Background: Predicting and explaining species occurrence using environmental characteristics is essential for nature conservation and management. Species distribution models consider species occurrence as the dependent variable and environmental conditions as the independent variables. Suitable conditions are estimated based on a sample of species observations, where one assumes that the underlying environmental conditions are known. This is not always the case, as environmental variables at broad spatial scales are regularly extrapolated from point-referenced data. However, treating the predicted environmental conditions as accurate surveys of independent variables at a specific point does not take into account their uncertainty.

Methods: We present a joint hierarchical Bayesian model where models for the environmental variables, rather than a set of predicted values, are input to the species distribution model. All models are fitted together based only on point-referenced observations, which results in a correct propagation of uncertainty. We use 50 plant species representative of the Dutch flora in natural areas with 8 soil condition predictors taken during field visits in the Netherlands as a case study. We compare the proposed model to the standard approach by studying the difference in associations, predicted maps, and cross-validated accuracy.

Findings: We find that there are differences between the two approaches in the estimated association between soil conditions and species occurrence (correlation 0.64-0.84), but the predicted maps are quite similar (correlation 0.82-1.00). The differences are more pronounced in the rarer species. The cross-validated accuracy is substantially better for 5 species out of the 50, and the species can also help to predict the soil characteristics.

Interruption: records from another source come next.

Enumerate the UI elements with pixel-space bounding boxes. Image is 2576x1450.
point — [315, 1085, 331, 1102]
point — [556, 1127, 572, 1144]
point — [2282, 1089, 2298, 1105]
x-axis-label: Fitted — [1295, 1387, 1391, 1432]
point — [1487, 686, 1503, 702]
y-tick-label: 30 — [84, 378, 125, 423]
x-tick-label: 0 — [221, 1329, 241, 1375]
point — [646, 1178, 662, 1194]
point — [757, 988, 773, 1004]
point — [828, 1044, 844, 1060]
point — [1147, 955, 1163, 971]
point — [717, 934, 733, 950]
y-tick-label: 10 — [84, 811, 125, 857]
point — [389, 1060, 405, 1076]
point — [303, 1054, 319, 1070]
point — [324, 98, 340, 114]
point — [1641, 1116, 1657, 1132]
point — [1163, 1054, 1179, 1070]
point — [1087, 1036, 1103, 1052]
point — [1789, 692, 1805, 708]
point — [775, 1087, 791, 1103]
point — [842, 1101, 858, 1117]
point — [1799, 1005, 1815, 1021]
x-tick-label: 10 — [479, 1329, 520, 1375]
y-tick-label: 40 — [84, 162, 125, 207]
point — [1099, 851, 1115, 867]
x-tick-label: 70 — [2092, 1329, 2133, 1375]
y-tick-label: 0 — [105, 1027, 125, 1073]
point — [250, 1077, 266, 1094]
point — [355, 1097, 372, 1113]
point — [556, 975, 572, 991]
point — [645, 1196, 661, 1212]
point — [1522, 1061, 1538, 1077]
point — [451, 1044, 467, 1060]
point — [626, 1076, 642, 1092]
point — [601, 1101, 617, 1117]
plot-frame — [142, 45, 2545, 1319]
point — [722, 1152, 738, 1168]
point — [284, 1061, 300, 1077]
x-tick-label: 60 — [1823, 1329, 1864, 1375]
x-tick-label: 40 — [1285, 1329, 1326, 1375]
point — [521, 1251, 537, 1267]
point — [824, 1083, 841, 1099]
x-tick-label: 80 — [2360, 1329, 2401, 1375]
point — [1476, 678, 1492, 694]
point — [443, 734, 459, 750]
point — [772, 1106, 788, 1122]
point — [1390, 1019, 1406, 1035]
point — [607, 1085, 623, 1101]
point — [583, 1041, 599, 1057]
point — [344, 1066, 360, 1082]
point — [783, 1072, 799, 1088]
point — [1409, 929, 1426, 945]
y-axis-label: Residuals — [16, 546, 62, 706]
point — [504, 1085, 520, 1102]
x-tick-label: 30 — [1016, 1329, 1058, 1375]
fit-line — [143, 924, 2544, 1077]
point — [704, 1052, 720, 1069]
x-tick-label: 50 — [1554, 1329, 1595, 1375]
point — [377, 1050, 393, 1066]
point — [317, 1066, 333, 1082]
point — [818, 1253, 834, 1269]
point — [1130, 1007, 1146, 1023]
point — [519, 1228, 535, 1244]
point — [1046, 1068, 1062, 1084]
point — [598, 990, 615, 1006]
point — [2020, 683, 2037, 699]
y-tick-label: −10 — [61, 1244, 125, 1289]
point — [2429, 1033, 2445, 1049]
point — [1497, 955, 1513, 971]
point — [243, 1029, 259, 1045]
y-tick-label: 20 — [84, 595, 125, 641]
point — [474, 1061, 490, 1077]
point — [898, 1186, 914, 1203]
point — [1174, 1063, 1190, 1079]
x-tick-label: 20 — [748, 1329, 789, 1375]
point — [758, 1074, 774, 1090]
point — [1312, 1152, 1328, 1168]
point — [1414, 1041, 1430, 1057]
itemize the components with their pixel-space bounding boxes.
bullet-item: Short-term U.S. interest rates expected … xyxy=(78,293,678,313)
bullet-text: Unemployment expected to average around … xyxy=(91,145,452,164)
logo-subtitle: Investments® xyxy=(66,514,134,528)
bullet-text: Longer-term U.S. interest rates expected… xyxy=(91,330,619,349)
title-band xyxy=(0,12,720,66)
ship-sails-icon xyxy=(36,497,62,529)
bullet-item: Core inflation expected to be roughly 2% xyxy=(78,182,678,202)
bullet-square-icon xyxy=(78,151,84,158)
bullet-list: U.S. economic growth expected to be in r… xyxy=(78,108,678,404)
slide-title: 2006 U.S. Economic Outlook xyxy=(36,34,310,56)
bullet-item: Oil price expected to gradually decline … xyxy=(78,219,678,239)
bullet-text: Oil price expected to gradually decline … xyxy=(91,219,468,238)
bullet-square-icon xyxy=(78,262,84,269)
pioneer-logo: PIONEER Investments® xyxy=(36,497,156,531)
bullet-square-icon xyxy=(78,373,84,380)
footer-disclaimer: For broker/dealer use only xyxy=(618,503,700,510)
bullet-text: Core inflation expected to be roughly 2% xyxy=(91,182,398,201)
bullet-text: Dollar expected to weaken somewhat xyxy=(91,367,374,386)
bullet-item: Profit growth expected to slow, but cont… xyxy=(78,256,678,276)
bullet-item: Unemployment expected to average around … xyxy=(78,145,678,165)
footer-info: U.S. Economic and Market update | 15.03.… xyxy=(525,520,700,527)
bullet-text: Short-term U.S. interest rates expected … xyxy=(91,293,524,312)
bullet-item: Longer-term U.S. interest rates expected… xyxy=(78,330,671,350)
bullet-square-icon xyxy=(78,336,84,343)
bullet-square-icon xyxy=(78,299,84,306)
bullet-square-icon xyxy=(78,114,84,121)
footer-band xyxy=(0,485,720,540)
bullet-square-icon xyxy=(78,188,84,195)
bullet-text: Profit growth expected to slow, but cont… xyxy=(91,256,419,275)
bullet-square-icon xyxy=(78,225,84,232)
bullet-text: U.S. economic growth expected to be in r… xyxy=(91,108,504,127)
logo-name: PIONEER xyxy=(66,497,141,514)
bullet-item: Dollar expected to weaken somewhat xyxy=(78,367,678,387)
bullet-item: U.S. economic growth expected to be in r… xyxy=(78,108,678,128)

The estimated associations tend to have a smaller magnitude with more certainty.

Conclusion: These findings suggests that the standard model is often sufficient for prediction, but effort should be taken to develop models which take the uncertainty in the independent variables into account for interpretation.

The codes compare the two-stage model and the joint model in identical interpretation and prediction problems.

Data curation

The file paper_data.Rmd describes the curation and combination steps of the two primary data sets:

  • The National Flora Monitoring Network - Environment and Nature Quality (LMF-M&N) link
  • Wageningen University & Research abiotic factors link

These data sets are not directly available to download by public but may be obtained for research from their respective authors.

These data sets are linked into additional spatial open data sets in the Netherlands:

  • Provinces (Bestuurlijke Gebieden) link
  • FGR regions (Fysisch Geografische Regio’s) link
  • Landuse (Bestand Bodemgebruik) link
  • Soiltype (Grondsoorten) link

This results in the following files, which are required to run the experiments:

  • data_paper/data_plots.csv publishes a subset of the data used in our paper with the author's permission.
  • data_paper/data_grid.csv contains the Netherlands grid for which predictions were made.
  • data_paper/NL.shp contains a shapefile for the land boundary of the Netherlands.

Codes

The file paper_codes.Rmd contains the data set statistics, experiments, and visualization of the results.

The experiments take a very long time to run, so we provide an alternative LSF cluster implementation in the folder lsf/. See the file lsf/run.sh for submission of the jobs and combination of the results, where each job fits a species specific SDM to a given data set.

The results from running the experiments are saved in the following files:

  • data_paper/results.csv contains the model parameters and predictions for the 50 species in the entire data set.
  • data_paper/predictions_[province/fgr].csv contains the model predictions for the 50 species in the validation data.
  • data_paper/prevalences_[province/fgr].csv contains posterior prevalences for the 50 species in the validation data.

These files are sufficient to reproduce all of the tables and visualizations in the paper.

The file simulation.R contains the experiment to generate simulated data, fit the models, calculate accuracy and visualize the simulation.